A Government report calling for JobCentres to use a new wave of short-term employment services to build skills among the unemployed has been criticised as “just another way to get the claimant count down” by a Labour MP.

A report into how the UK can become a global leader in the so-called “sharing economy”, commissioned by the Business and Enterprise Minister Matt Hancock in September and published today, includes the recommendation that JobCentres use services such as TaskRabbit and People-per-Hour to help unemployed people build up their CVs.

These platforms offer short term contracts to do everything from someone else’s shopping to designing an advert. They fall under the umbrella of the “sharing economy”, a loose term for businesses and platforms that allow people to make money from skills or assets through short-term rental or contracts. The most famous example is Airbnb, which lets people rent their flats when they are away.
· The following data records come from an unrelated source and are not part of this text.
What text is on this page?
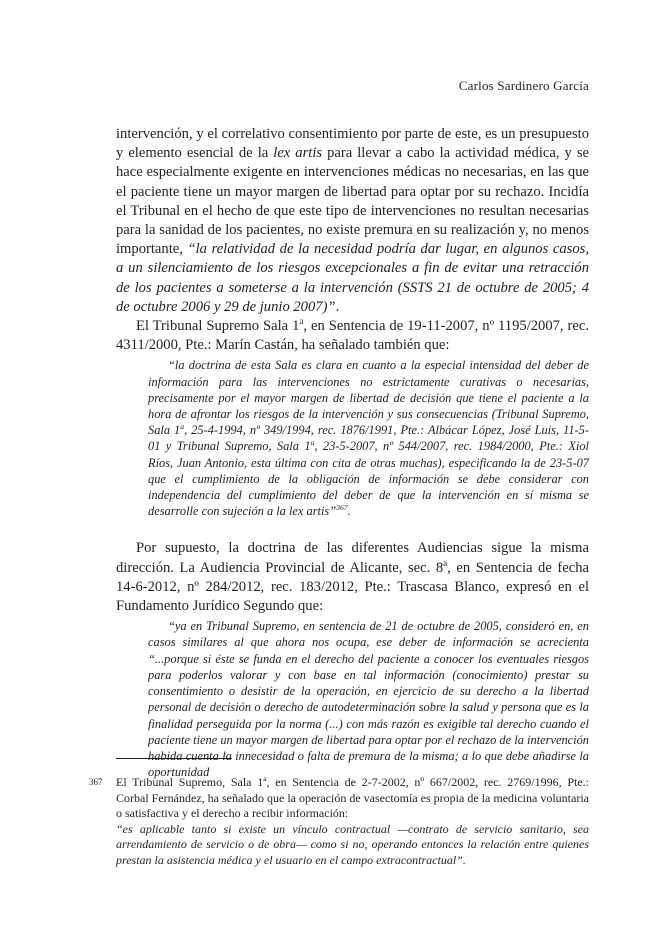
Carlos Sardinero García

intervención, y el correlativo consentimiento por parte de este, es un presupuesto y elemento esencial de la lex artis para llevar a cabo la actividad médica, y se hace especialmente exigente en intervenciones médicas no necesarias, en las que el paciente tiene un mayor margen de libertad para optar por su rechazo. Incidía el Tribunal en el hecho de que este tipo de intervenciones no resultan necesarias para la sanidad de los pacientes, no existe premura en su realización y, no menos importante, “la relatividad de la necesidad podría dar lugar, en algunos casos, a un silenciamiento de los riesgos excepcionales a fin de evitar una retracción de los pacientes a someterse a la intervención (SSTS 21 de octubre de 2005; 4 de octubre 2006 y 29 de junio 2007)”.

El Tribunal Supremo Sala 1$^a$, en Sentencia de 19-11-2007, nº 1195/2007, rec. 4311/2000, Pte.: Marín Castán, ha señalado también que:

“la doctrina de esta Sala es clara en cuanto a la especial intensidad del deber de información para las intervenciones no estrictamente curativas o necesarias, precisamente por el mayor margen de libertad de decisión que tiene el paciente a la hora de afrontar los riesgos de la intervención y sus consecuencias (Tribunal Supremo, Sala 1$^a$, 25-4-1994, nº 349/1994, rec. 1876/1991, Pte.: Albácar López, José Luis, 11-5-01 y Tribunal Supremo, Sala 1$^a$, 23-5-2007, nº 544/2007, rec. 1984/2000, Pte.: Xiol Ríos, Juan Antonio, esta última con cita de otras muchas), especificando la de 23-5-07 que el cumplimiento de la obligación de información se debe considerar con independencia del cumplimiento del deber de que la intervención en sí misma se desarrolle con sujeción a la lex artis”$^{367}$.

Por supuesto, la doctrina de las diferentes Audiencias sigue la misma dirección. La Audiencia Provincial de Alicante, sec. 8$^a$, en Sentencia de fecha 14-6-2012, nº 284/2012, rec. 183/2012, Pte.: Trascasa Blanco, expresó en el Fundamento Jurídico Segundo que:

“ya en Tribunal Supremo, en sentencia de 21 de octubre de 2005, consideró en, en casos similares al que ahora nos ocupa, ese deber de información se acrecienta “...porque si éste se funda en el derecho del paciente a conocer los eventuales riesgos para poderlos valorar y con base en tal información (conocimiento) prestar su consentimiento o desistir de la operación, en ejercicio de su derecho a la libertad personal de decisión o derecho de autodeterminación sobre la salud y persona que es la finalidad perseguida por la norma (...) con más razón es exigible tal derecho cuando el paciente tiene un mayor margen de libertad para optar por el rechazo de la intervención habida cuenta la innecesidad o falta de premura de la misma; a lo que debe añadirse la oportunidad

367 El Tribunal Supremo, Sala 1$^a$, en Sentencia de 2-7-2002, nº 667/2002, rec. 2769/1996, Pte.: Corbal Fernández, ha señalado que la operación de vasectomía es propia de la medicina voluntaria o satisfactiva y el derecho a recibir información:

“es aplicable tanto si existe un vínculo contractual —contrato de servicio sanitario, sea arrendamiento de servicio o de obra— como si no, operando entonces la relación entre quienes prestan la asistencia médica y el usuario en el campo extracontractual”.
But Alison McGovern, a Labour MP, expressed concerns about the recommendations, telling The Independent: “The Tories in Government have consistently underestimated the negative impact of the zero-hours culture on the UK labour market, and this is another example. I also worry this will become just another way to get the claimant count down, rather than help people find the work they want.

“Job Centre Plus have a vital role in helping people find work, but that help should be based on the sustainable employment people are asking for.”

The Government will respond in full to report in early 2015, but there is speculation that some of the recommendations could be included in the Autumn Statement. Other recommendations in the report, written by Debbie Wosskow, founder of property swap business LoveHomeSwap, include the creation of a tax framework for sharing businesses and for Whitehall to lead by example by using businesses such as Zipcar and Airbnb for transportation and accommodation of civil servants and ministers.